Although this notion — that penis-in-vagina sex rarely brings a woman to orgasm — may be true for some women, it is most definitely NOT true for all women, or even the majority. And for a certain number of women, including myself, the most satisfying orgasms (the ones I call the “big baked potato orgasms,” the kind that are HUGE and go on and on, ONLY occur during penis-in-vagina sex.
The clitoris is flexible and erectile. During erection it lengthens and its bend flattens out to a greater or lesser extent, depending on personal anatomy, until it resembles the angle of an opened daffodil, still pointing outward, but a bit less downward. Not only is the clitoris itself somewhat flexible, its forked shaft is held in place by tiny internal ligaments that allow it to move up and down the midline of the body, root and all.
The root of the shaft of this little organ sits, in most women, right above the lower portion of the pubic bone, called the symphysis in medical terminology. From there it divides into the two “forks” or crura, which extend downward around the vaginal opening.
In a cutaway side-view of the body, the symphysis is an oval bone. Its cross-section is shaped like a narrow football’s cross-section, with the long axis running more or less up and down, the shaft of the clitoris situated at right angles to the long axis of the oval, and the clitoral bend leaving the tip of the clitoris pointed either outward or downward, depending on individual variation. Between the pubic bone and the clitoris is a layer of fat and muscle, a little cushion for it.
In intercourse, if the partners are well adjusted in terms of size and posture, the woman will position herself so that her clitoris is placed between her symphysis and her partner’s. This is called “clitoris seizure.” Then, at the end of each inward stroke he makes, she will give a little downward and outward roll of the pelvis which presses her clitoris rather firmly between the two bones and rubs it upward. This is called “clitoral excursion.”

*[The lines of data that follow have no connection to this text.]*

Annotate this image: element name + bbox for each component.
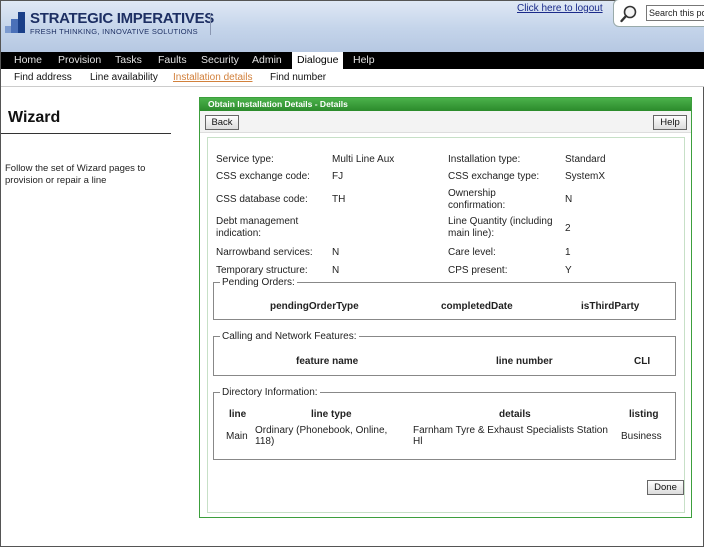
line-quantity-value: 2 — [565, 223, 571, 234]
css-exchange-type-value: SystemX — [565, 171, 606, 182]
subnav-installation-details[interactable]: Installation details — [173, 72, 253, 83]
done-button[interactable]: Done — [647, 480, 684, 495]
completed-date-header: completedDate — [441, 301, 513, 312]
directory-information-group: Directory Information: line line type de… — [213, 387, 676, 460]
wizard-title: Wizard — [8, 109, 61, 126]
wizard-description: Follow the set of Wizard pages to provis… — [5, 163, 146, 186]
calling-features-legend: Calling and Network Features: — [222, 331, 357, 342]
installation-type-value: Standard — [565, 154, 606, 165]
nav-tasks[interactable]: Tasks — [115, 52, 142, 69]
care-level-value: 1 — [565, 247, 571, 258]
panel-title: Obtain Installation Details - Details — [200, 98, 691, 111]
sub-nav: Find address Line availability Installat… — [1, 69, 704, 87]
nav-dialogue[interactable]: Dialogue — [292, 52, 344, 69]
service-type-label: Service type: — [216, 154, 274, 165]
installation-details-panel: Obtain Installation Details - Details Ba… — [199, 97, 692, 518]
directory-row-line-type: Ordinary (Phonebook, Online, 118) — [255, 425, 388, 447]
search-input[interactable] — [646, 5, 704, 21]
nav-admin[interactable]: Admin — [252, 52, 282, 69]
panel-toolbar: Back Help — [200, 111, 691, 133]
css-database-code-label: CSS database code: — [216, 194, 308, 205]
directory-legend: Directory Information: — [222, 387, 318, 398]
care-level-label: Care level: — [448, 247, 496, 258]
temporary-structure-label: Temporary structure: — [216, 265, 308, 276]
css-exchange-code-value: FJ — [332, 171, 344, 182]
line-header: line — [229, 409, 247, 420]
pending-orders-group: Pending Orders: pendingOrderType complet… — [213, 277, 676, 320]
nav-provision[interactable]: Provision — [58, 52, 101, 69]
directory-row-details: Farnham Tyre & Exhaust Specialists Stati… — [413, 425, 608, 447]
header-divider — [210, 13, 211, 35]
cli-header: CLI — [634, 356, 651, 367]
help-button[interactable]: Help — [653, 115, 687, 130]
feature-name-header: feature name — [296, 356, 359, 367]
directory-row-listing: Business — [621, 431, 662, 442]
magnifier-icon[interactable] — [619, 4, 639, 24]
nav-security[interactable]: Security — [201, 52, 239, 69]
back-button[interactable]: Back — [205, 115, 239, 130]
logo-mark-icon — [5, 12, 25, 33]
nav-help[interactable]: Help — [353, 52, 375, 69]
is-third-party-header: isThirdParty — [581, 301, 640, 312]
app-header: STRATEGIC IMPERATIVES FRESH THINKING, IN… — [1, 0, 704, 52]
temporary-structure-value: N — [332, 265, 340, 276]
service-type-value: Multi Line Aux — [332, 154, 395, 165]
logo-name: STRATEGIC IMPERATIVES — [30, 10, 214, 27]
cps-present-label: CPS present: — [448, 265, 508, 276]
cps-present-value: Y — [565, 265, 572, 276]
pending-orders-legend: Pending Orders: — [222, 277, 295, 288]
logo-tagline: FRESH THINKING, INNOVATIVE SOLUTIONS — [30, 27, 198, 36]
line-type-header: line type — [311, 409, 352, 420]
css-exchange-code-label: CSS exchange code: — [216, 171, 310, 182]
listing-header: listing — [629, 409, 659, 420]
calling-features-group: Calling and Network Features: feature na… — [213, 331, 676, 376]
details-form: Service type: Multi Line Aux Installatio… — [207, 137, 685, 513]
directory-row-line: Main — [226, 431, 248, 442]
installation-type-label: Installation type: — [448, 154, 521, 165]
nav-home[interactable]: Home — [14, 52, 42, 69]
details-header: details — [499, 409, 531, 420]
line-number-header: line number — [496, 356, 553, 367]
css-exchange-type-label: CSS exchange type: — [448, 171, 540, 182]
ownership-confirmation-label: Ownership confirmation: — [448, 188, 506, 211]
subnav-find-number[interactable]: Find number — [270, 72, 326, 83]
debt-management-label: Debt management indication: — [216, 216, 299, 239]
subnav-find-address[interactable]: Find address — [14, 72, 72, 83]
narrowband-services-label: Narrowband services: — [216, 247, 313, 258]
subnav-line-availability[interactable]: Line availability — [90, 72, 158, 83]
wizard-divider — [1, 133, 171, 134]
line-quantity-label: Line Quantity (including main line): — [448, 216, 553, 239]
nav-faults[interactable]: Faults — [158, 52, 187, 69]
main-nav: Home Provision Tasks Faults Security Adm… — [1, 52, 704, 69]
pending-order-type-header: pendingOrderType — [270, 301, 359, 312]
ownership-confirmation-value: N — [565, 194, 573, 205]
css-database-code-value: TH — [332, 194, 346, 205]
logout-link[interactable]: Click here to logout — [517, 3, 603, 14]
narrowband-services-value: N — [332, 247, 340, 258]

The effect of clitoral seizure and excursion is to move the clitoris downward as the penis enters — and upward (under pressure and friction) at the end of the penile stroke. Thus, with each stroke of the penis, the glans of the clitoris is rubbed along her partner’s padded pubic bone and the shaft of the clitoris is given a downward and then an upward tug. The upward friction-stroke of the clitoris — caused by the downward pelvic roll she makes at the end of the inward stroke of his penis — is the more pleasurable of the two directions.
The reach of the clitoral stroke can vary from half an inch to an inch and a half, depending on the size of the clitoris, how much it projects, how curved it is, and how deft the woman is at moving her pelvis. . . Any woman who does this will most definitely experience clitoral stimulation during intercourse. . . . With practice, full clitoral stimulation during vaginal intercourse and gently timed mutual orgasm will result.”
copyright © 1995-2003 catherine yronwode
[For the record, I do not recommend her website, for many reasons, especially its lack of any understanding of the tie between sex and marriage..]
So, a proper understanding of female sexual anatomy demonstrates that sexual intercourse (penis in vagina) is not an inferior form of lovemaking that is insufficiently satisfying to women (especially in being deficient in bringing about orgasms).